Idealised — exactly as Newton idealised it. No air drag (a real surface cannonball would burn up and decelerate); a perfectly spherical, non-rotating, uniform Earth of mean radius 6 371 km (real surface gravity varies 9.78–9.83 with latitude and altitude, and Earth's spin gives a real launch a ~0.46 km/s head start at the equator); and only Earth's gravity (no Sun or Moon). These change the precise numbers, never the picture.

The 9.82 vs 9.807 gap is real, not a bug. GM/R² at the mean radius gives 9.82 m/s²; the defined standard gravity is 9.807. The 0.13% difference is Earth's rotation (which subtracts apparent weight) and its equatorial bulge — both averaged away in this uniform-sphere model.

"Isn't it centrifugal force balancing gravity?" That's the half-right answer you'll see most often. In the rotating frame that turns with the orbit, yes — a fictitious centrifugal force balances gravity and the satellite sits still.

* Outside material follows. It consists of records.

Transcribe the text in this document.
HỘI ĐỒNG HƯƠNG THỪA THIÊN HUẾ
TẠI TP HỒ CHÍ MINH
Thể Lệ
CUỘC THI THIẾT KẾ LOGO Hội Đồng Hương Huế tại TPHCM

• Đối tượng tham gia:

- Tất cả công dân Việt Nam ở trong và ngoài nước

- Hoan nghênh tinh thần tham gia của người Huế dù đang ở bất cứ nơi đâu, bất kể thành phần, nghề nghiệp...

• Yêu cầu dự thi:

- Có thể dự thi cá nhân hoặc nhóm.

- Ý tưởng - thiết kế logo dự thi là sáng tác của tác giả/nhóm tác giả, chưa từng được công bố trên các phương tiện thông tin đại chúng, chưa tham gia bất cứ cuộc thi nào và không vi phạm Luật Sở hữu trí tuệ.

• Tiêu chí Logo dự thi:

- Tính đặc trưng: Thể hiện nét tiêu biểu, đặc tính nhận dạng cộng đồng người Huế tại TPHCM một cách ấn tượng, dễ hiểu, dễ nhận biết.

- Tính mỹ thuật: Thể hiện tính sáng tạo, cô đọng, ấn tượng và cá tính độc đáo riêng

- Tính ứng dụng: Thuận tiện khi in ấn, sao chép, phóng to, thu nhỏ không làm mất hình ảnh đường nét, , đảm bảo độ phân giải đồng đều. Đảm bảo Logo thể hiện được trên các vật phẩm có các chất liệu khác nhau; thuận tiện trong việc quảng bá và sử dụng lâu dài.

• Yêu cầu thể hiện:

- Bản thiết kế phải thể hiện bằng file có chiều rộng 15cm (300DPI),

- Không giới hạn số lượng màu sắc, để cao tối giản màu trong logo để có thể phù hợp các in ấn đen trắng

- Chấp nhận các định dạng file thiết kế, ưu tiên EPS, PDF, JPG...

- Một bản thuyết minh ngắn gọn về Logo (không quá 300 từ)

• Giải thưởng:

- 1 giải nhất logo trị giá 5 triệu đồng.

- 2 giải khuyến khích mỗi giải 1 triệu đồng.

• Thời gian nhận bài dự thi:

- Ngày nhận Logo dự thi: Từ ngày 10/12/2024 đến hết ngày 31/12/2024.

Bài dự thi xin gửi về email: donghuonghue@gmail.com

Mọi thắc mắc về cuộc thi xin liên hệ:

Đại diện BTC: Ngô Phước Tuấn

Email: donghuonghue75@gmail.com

But that's a bookkeeping choice, not a cause: in the ordinary (inertial) frame there is no outward force at all, only gravity, and it does not balance — it's a net inward (centripetal) pull, the unbalanced force that constantly bends the straight-line path into a curve. If the forces truly balanced, the Moon would coast off in a straight line. The honest one-sentence answer is the one this page shows: it's falling, and moving sideways fast enough to keep missing.